Luke’s hands clenched into fists at his side. For an instant he remained poised, and then he retreated as suddenly as he had come.

Joey was not certain how long he was gone. She concentrated on the moments free of him, to gather her balance and remind herself, as many times as necessary, why she was here. When he returned to thrust a hot mug of coffee into her hands, she was able to take it with perfect composure and smile up at him again.

“Thanks. Just what I needed.” The coffee was at that perfect temperature somewhere between scalding and warm, she sipped at it and inhaled the steam. It cleared the last of the fuzziness from her mind.

She found Luke in the carved rocking chair, legs stretched out toward the hearth, his strong chin resting on folded hands. “You didn’t have any?” she said, setting her own mug carefully on the floor beside the sofa.

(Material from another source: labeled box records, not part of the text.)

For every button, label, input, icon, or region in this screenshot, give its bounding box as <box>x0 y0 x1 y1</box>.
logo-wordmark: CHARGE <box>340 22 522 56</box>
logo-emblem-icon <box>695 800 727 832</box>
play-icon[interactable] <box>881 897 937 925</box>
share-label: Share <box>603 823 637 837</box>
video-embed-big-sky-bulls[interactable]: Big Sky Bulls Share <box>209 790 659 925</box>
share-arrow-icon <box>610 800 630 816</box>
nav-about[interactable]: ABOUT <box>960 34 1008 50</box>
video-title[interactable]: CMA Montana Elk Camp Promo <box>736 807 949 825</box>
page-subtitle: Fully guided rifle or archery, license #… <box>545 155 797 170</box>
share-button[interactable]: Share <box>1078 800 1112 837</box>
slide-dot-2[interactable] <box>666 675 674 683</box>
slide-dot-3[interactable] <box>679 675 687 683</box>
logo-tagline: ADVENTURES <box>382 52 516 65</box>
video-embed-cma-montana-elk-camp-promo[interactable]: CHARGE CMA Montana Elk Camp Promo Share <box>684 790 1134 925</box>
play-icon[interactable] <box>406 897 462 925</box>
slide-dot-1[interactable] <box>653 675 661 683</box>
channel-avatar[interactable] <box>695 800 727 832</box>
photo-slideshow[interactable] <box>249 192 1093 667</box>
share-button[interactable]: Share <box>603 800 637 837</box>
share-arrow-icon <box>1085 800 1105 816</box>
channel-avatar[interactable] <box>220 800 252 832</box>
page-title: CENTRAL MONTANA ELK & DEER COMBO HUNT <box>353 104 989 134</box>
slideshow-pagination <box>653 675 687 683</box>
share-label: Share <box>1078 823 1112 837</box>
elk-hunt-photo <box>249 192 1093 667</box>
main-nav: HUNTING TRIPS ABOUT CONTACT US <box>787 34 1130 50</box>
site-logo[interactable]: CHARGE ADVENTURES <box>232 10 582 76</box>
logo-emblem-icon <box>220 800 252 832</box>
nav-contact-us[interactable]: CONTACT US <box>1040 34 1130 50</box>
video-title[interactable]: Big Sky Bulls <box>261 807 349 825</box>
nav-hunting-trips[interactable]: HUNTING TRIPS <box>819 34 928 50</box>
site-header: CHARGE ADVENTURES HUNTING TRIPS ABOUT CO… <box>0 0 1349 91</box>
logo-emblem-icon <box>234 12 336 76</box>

Raising his head to regard her, Luke shifted his feet and almost smiled. “I only keep it for guests.”

Whatever his intention, his words had the effect of making Joey content to keep silence between them. The quiet stretched for a long while, Joey could hear sounds outside the cabin she could not identify that made her glad to be indoors, even under these circumstances.

Once she was sure she heard the howling of wolves, and her eyes sought the pelts on the wall and the carvings on the two side tables.

Her eyes strayed again and again to Luke after that. For a while he sat as she did, almost unmoving, lost in thoughts she could not begin to guess at. Then he got up to pace—a restless series of turns about the room, seemingly without any purpose but to overcome some internal conflict. His expression tightened and relaxed, and had he been the sort to do so, Joey might have expected him to talk to himself. But he maintained the silence and returned at last to his chair with a half-carved piece of wood.

His deft, expert movements with the small knife fascinated Joey and relieved any threatening boredom. She watched him carve a long, narrow body, shaping short legs and a wisp of a tail, a foxlike head. She played a game of guessing what sort of animal he pulled out of the unremarkable block, and she realized how much time had passed only when Luke got up to throw more wood on the dying fire. In spite of herself, she yawned broadly.

Luke’s keen gaze met hers for the first time in what seemed like an age. “Are you tired?” The sound of his voice after long silence was welcome. Joey shook her head. She could not yet afford to be tired, not while matters stood as they did.

“No, not quite yet. What time is it?” She realized belatedly that her watch had been lost sometime in the struggle with the men at the lake, and Luke did not seem to possess a clock in any visible location.

He cocked his head, looking off into space as if consulting some internal timepiece. “Close to midnight. Perhaps a little later.” At once his eyes came back to hers, dark except for the glitter of firelight. “Is there anything you need?”

Joey considered the question and examined it for double meanings. His look was so intent and focused, so like the ones he had turned on her when he’d first begun his pursuit, that she suspected more than one layer in the casual remark.

For a long moment she wondered if she should put things off a little longer, try to draw him out. But even she had limits, and this had not been an easy day. She drew in a deep breath and met his gaze.

“Yes I need to know why—why you left the way you did last week. ”

The only reaction to her question was a sudden hooding of his eyes, a deepening of the lines between his dark brows. She knew with inward certainty that he had been waiting for that question, he raised his head and stared down at her almost fiercely. “I can’t tell you that.”